As you point out, not all states are the same. In WY for example, you are “captive” to the state program. Most places it’s private coverage. Here in CO, you are responsible for the EE’s safety and well being 24/7 if they are working away from home. Yup, fall off a bar stool in the hotel bar and you got a WC case.

But this is tangential to the argument that there are a hundred federal, state and local laws that make the employer responsible for the health and safety of their employees, and require that they take steps to do so.

I agree that a “good” employer would make it voluntary and provide it. From a practical standpoint, the aviation and health sectors will determine what compliance really means anyway.

I don’t see a lot of difference between an airline requiring an employee to be vaccinated, or requiring it’s customer to be.
 
You spelled it out for yourself. Ramsey's employees agreed before employment commenced as a condition of employment.

Did your employees have to agree to something similar? They have to agree you can make them comply to something on a whim?

You're in the wrong and unjustified to mandate solely based on because you think so. If your business has a high contact rate with a representative sample of the population up to and including the highly susceptible, that's one thing. So they, "your" employees, don't get sick and make you take a personal pay cut is an entirely different thing.

Poor comparison on the Ramsey write up...
Grizz already sort of hit on this regarding changing conditions, etc...

That being said, I'm not sure if your two questions are rhetorical or direct, so I'll answer them. No and no.
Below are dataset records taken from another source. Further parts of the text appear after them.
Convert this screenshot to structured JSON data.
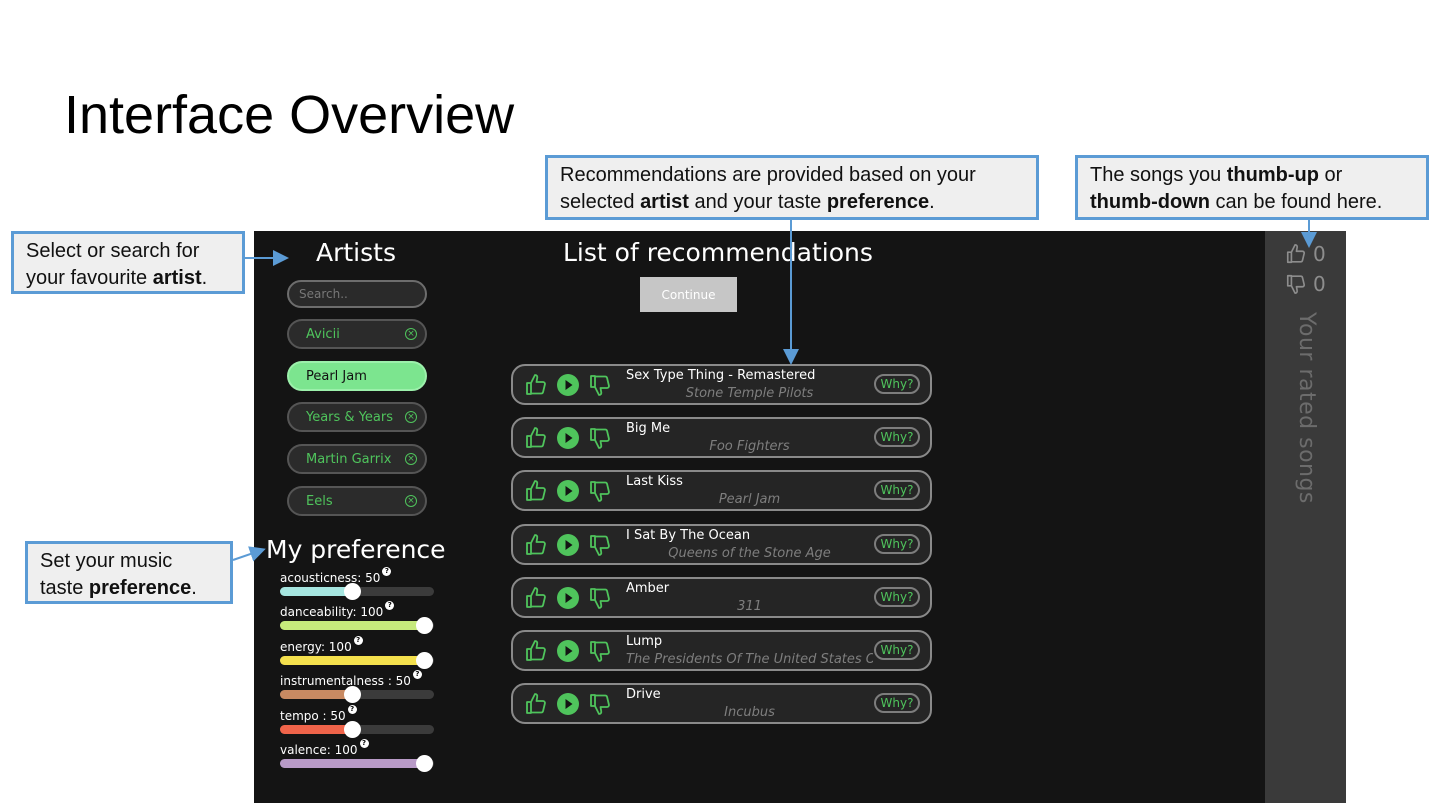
{
  "slide": {
    "title": "Interface Overview"
  },
  "callouts": {
    "artist": {
      "pre": "Select or search for your favourite ",
      "bold": "artist",
      "post": "."
    },
    "preference": {
      "pre": "Set your music taste ",
      "bold": "preference",
      "post": "."
    },
    "recommend": {
      "pre": "Recommendations are provided based on your selected ",
      "bold1": "artist",
      "mid": " and your taste ",
      "bold2": "preference",
      "post": "."
    },
    "rated": {
      "pre": "The songs you ",
      "bold1": "thumb-up",
      "mid": " or ",
      "bold2": "thumb-down",
      "post": " can be found here."
    }
  },
  "app": {
    "artists_heading": "Artists",
    "search_placeholder": "Search..",
    "artists": [
      {
        "name": "Avicii",
        "selected": false
      },
      {
        "name": "Pearl Jam",
        "selected": true
      },
      {
        "name": "Years & Years",
        "selected": false
      },
      {
        "name": "Martin Garrix",
        "selected": false
      },
      {
        "name": "Eels",
        "selected": false
      }
    ],
    "recs_heading": "List of recommendations",
    "continue_label": "Continue",
    "why_label": "Why?",
    "recommendations": [
      {
        "title": "Sex Type Thing - Remastered",
        "artist": "Stone Temple Pilots"
      },
      {
        "title": "Big Me",
        "artist": "Foo Fighters"
      },
      {
        "title": "Last Kiss",
        "artist": "Pearl Jam"
      },
      {
        "title": "I Sat By The Ocean",
        "artist": "Queens of the Stone Age"
      },
      {
        "title": "Amber",
        "artist": "311"
      },
      {
        "title": "Lump",
        "artist": "The Presidents Of The United States Of America"
      },
      {
        "title": "Drive",
        "artist": "Incubus"
      }
    ],
    "preference_heading": "My preference",
    "preferences": [
      {
        "label": "acousticness: 50",
        "value": 50,
        "color": "#a6e6e0"
      },
      {
        "label": "danceability: 100",
        "value": 100,
        "color": "#c6ea7c"
      },
      {
        "label": "energy: 100",
        "value": 100,
        "color": "#f4e04d"
      },
      {
        "label": "instrumentalness : 50",
        "value": 50,
        "color": "#c98a62"
      },
      {
        "label": "tempo : 50",
        "value": 50,
        "color": "#f0644a"
      },
      {
        "label": "valence: 100",
        "value": 100,
        "color": "#b89ac7"
      }
    ],
    "rated": {
      "thumbs_up_count": "0",
      "thumbs_down_count": "0",
      "label": "Your rated songs"
    },
    "colors": {
      "accent_green": "#4fc45c",
      "selected_pill": "#7ce58f",
      "callout_border": "#5b9bd5"
    }
  }
}
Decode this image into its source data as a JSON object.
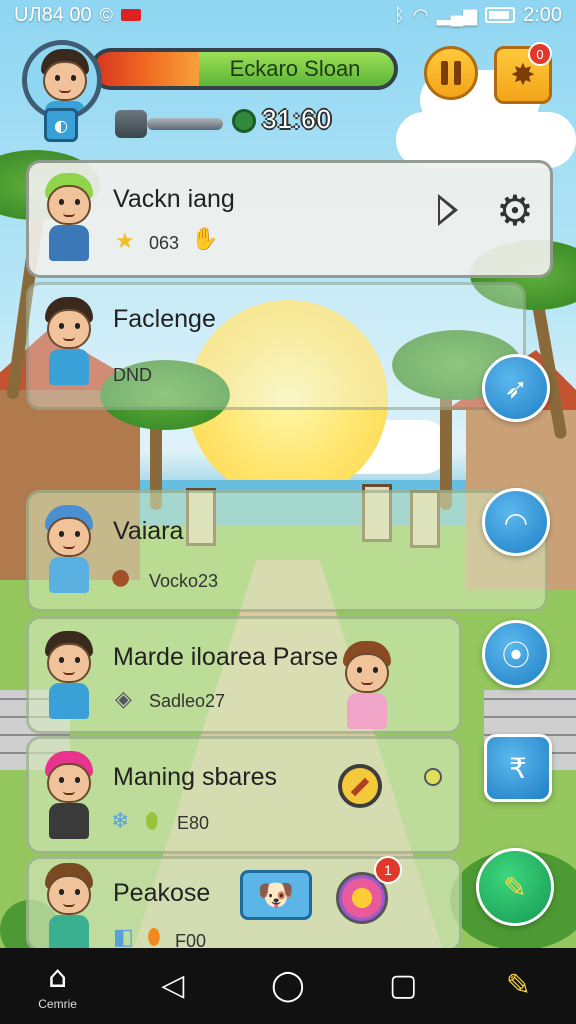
{
  "status_bar": {
    "left_text": "UЛ84 00",
    "time": "2:00",
    "icons": [
      "copyright-icon",
      "notification-icon",
      "bluetooth-icon",
      "wifi-icon",
      "signal-icon",
      "battery-icon"
    ]
  },
  "hud": {
    "player_name": "Eckaro Sloan",
    "xp_fraction": 0.35,
    "timer": "31:60",
    "pause_icon": "pause-icon",
    "alert_badge": "0",
    "colors": {
      "xp_red": "#d8331f",
      "xp_green": "#5db538",
      "button_gold": "#f3a41a"
    }
  },
  "cards": [
    {
      "title": "Vackn iang",
      "sub": "063"
    },
    {
      "title": "Faclenge",
      "sub": "DND"
    },
    {
      "title": "Vaiara",
      "sub": "Vocko23"
    },
    {
      "title": "Marde iloarea Parse",
      "sub": "Sadleo27"
    },
    {
      "title": "Maning sbares",
      "sub": "E80"
    },
    {
      "title": "Peakose",
      "sub": "F00"
    }
  ],
  "notification_badge": "1",
  "nav": {
    "home_label": "Cemrie",
    "items": [
      "home-icon",
      "back-icon",
      "home-circle-icon",
      "recents-icon",
      "pencil-icon"
    ]
  }
}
They do not have to agree to something similar, and they do not have to agree I can make them comply with something on a whim. ;) As Grizzly correctly pointed out, I am in a 'right to work' state, and hence I have the right as a business owner to run my thing as I see fit (Thank God!!).

Your final paragraph regarding me being in the wrong and unjustified literally made me laugh. :ROFLMAO: Are you in a union or something???? Those two adjectives are simply your view point, and are not fact. Therefore they have absolutely zero credibility and bearing on my decisions regarding requiring vaccines or not (or anything else) from my employees. Your backhanded comment regarding my employees getting sick so I don't take a personal pay cut is also a little funny. You have no idea what my business is or how it is run, nor the motivation I have to mandate (or not) vaccines. I promise you that no matter whether I mandate vaccines or not, I will not be taking a pay cut. ;)

I have the same question for you that I have asked others. Did you support government mask mandates?????? I did NOT support that anymore than I support the government's involvement in any other aspect of my life or business. So, are you in favor of mask mandates???